Ia menyebut keberadaan sekretariat organisasi menjadi bagian penting dalam mendukung aktivitas pembinaan generasi muda, mulai dari kaderisasi, pendidikan kepemimpinan hingga kegiatan sosial dan kebencanaan.
"AMPI memiliki anggota, memiliki struktur organisasi dari pusat sampai daerah, memiliki AD/ART dan legalitas. Organisasi ini juga banyak melaksanakan kegiatan kebencanaan, pengkaderan dan pembentukan karakter pemuda. Jadi ketika kami mengajukan perhatian pemerintah terhadap sekretariat organisasi, menurut saya itu sesuatu yang wajar," ujarnya.
Khalid juga membantah tudingan bahwa pengalokasian anggaran tersebut merupakan bentuk konflik kepentingan karena dirinya menjabat sebagai Ketua AMPI sekaligus anggota DPRA.
"Kalau dibilang conflict of interest, di mana letaknya? Ini bukan rumah pribadi saya, bukan rumah keluarga saya. Ini aset organisasi.
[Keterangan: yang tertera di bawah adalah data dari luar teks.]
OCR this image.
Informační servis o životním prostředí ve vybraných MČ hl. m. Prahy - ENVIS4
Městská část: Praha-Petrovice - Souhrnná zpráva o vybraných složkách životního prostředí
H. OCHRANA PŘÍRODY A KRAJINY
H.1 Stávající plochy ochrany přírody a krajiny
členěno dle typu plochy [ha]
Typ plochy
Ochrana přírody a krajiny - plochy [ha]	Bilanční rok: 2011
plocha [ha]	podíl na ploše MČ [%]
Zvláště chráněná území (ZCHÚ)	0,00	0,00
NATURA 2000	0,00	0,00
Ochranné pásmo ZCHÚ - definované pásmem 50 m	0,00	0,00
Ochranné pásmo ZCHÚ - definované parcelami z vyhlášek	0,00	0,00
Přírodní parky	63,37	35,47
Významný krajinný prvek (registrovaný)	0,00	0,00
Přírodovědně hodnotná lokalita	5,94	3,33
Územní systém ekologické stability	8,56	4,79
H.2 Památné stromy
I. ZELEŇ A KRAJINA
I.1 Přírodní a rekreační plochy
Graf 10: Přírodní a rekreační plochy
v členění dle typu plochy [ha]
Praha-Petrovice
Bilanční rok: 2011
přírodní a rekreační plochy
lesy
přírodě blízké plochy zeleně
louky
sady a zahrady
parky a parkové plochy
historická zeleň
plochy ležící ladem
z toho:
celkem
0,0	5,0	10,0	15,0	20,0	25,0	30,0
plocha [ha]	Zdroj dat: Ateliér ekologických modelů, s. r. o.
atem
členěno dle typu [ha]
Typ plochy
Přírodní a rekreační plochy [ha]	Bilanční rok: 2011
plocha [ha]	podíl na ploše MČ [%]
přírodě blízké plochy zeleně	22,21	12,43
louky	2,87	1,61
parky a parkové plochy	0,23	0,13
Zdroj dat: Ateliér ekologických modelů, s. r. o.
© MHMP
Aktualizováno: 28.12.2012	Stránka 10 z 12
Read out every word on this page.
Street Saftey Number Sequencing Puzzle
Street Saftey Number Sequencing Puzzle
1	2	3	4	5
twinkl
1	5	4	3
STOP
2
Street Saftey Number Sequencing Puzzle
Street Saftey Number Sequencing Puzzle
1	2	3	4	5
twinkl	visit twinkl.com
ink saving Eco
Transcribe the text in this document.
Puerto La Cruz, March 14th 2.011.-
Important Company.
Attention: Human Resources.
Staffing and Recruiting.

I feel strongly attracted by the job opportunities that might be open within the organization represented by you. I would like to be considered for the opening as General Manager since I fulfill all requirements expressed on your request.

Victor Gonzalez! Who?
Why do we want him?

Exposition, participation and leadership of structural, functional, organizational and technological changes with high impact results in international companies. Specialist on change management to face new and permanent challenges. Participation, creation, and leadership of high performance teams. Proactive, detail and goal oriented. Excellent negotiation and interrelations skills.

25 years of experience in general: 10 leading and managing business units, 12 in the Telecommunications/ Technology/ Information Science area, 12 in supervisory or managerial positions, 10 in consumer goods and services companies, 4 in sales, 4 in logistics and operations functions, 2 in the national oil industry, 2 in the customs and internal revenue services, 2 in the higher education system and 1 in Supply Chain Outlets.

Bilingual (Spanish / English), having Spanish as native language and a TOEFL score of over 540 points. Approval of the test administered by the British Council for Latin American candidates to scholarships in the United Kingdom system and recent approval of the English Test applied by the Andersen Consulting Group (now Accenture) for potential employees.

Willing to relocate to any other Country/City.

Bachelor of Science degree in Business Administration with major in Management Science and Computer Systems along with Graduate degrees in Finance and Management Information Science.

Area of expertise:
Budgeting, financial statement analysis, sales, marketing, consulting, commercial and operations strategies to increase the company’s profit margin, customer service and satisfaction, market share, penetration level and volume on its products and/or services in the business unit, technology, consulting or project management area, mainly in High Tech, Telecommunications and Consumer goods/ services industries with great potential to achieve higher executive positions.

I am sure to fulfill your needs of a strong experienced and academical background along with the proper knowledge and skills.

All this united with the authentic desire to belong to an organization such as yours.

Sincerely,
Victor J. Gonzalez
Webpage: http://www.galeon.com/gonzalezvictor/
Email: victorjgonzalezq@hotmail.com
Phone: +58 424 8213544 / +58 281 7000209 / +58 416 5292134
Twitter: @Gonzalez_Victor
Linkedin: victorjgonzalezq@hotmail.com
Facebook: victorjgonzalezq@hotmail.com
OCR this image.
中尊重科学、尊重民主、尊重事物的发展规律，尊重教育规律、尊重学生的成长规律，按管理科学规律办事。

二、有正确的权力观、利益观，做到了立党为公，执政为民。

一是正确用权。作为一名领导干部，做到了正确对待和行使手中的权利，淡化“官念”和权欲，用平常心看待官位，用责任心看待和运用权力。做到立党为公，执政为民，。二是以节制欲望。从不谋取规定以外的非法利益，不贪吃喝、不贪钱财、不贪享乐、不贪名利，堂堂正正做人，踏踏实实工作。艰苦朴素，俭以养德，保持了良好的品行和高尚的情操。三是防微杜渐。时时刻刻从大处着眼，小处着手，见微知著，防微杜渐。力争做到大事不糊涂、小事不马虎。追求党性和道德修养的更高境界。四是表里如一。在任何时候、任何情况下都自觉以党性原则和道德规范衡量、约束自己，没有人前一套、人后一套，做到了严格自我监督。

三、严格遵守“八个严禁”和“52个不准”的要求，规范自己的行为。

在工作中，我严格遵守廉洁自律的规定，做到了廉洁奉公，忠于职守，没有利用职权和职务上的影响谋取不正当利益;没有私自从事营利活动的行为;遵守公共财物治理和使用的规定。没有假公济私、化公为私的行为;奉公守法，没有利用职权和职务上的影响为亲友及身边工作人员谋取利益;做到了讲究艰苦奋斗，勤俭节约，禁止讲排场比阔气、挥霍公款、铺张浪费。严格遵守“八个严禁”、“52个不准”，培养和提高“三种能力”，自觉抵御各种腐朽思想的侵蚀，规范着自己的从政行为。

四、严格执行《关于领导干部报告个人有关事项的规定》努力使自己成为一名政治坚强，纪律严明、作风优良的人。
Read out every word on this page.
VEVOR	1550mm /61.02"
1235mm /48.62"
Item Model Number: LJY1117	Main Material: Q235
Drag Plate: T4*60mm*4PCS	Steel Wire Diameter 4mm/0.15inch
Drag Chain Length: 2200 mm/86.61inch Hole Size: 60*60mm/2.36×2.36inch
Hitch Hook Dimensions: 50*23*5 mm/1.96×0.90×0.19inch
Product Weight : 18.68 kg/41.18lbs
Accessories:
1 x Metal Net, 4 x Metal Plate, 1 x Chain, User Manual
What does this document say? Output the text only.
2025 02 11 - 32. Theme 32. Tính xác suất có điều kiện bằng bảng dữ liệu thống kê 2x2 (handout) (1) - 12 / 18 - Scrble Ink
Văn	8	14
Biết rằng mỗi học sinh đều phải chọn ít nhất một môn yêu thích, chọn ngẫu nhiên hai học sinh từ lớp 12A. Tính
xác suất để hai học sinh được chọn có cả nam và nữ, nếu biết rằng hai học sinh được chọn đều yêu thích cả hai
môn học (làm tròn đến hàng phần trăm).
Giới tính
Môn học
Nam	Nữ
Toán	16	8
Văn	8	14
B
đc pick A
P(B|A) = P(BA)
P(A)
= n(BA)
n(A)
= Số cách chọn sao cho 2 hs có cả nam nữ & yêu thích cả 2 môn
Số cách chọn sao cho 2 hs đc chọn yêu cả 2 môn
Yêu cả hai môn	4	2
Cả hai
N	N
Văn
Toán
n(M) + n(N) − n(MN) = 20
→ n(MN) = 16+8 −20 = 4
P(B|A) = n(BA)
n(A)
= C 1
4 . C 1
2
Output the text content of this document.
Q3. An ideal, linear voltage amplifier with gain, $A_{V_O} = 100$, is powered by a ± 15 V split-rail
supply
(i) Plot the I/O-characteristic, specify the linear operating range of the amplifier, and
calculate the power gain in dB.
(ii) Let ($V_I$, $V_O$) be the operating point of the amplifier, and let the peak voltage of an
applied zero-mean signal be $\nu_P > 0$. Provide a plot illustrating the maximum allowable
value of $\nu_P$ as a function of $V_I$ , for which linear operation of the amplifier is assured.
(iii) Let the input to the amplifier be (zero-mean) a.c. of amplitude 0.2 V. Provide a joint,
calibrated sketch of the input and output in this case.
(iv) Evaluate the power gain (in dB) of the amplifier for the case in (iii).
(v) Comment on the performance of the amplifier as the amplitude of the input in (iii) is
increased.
Ketika masa jabatan saya selesai, sekretariat itu tetap menjadi milik organisasi dan digunakan oleh pengurus berikutnya," tegasnya.
Ia menilai pembangunan sumber daya manusia, khususnya generasi muda, tidak cukup hanya diwacanakan tanpa dukungan anggaran terhadap organisasi yang menjadi wadah pembinaan.
Menurut Khalid, pemerintah justru perlu memperkuat organisasi kepemudaan sebagai mitra strategis dalam menghadapi bonus demografi Aceh.
"Bagaimana kita berbicara bonus demografi kalau organisasi kepemudaan tidak didukung? Anak-anak muda berhimpun di organisasi untuk belajar kepemimpinan, membangun karakter, kreativitas dan inovasi. Pemerintah harus hadir memberikan perhatian kepada organisasi-organisasi yang legal," katanya.
Ia menegaskan perhatian pemerintah tidak boleh hanya diberikan kepada AMPI, tetapi juga kepada seluruh organisasi kepemudaan yang aktif dan memiliki kontribusi nyata bagi masyarakat.
"Semua organisasi berhak mendapatkan perhatian pemerintah selama memiliki legalitas dan benar-benar menjalankan aktivitas pembinaan. Jangan hanya melihat stempel organisasi, tetapi lihat juga kiprahnya saat terjadi bencana, kegiatan sosial maupun pembinaan generasi muda," ujarnya.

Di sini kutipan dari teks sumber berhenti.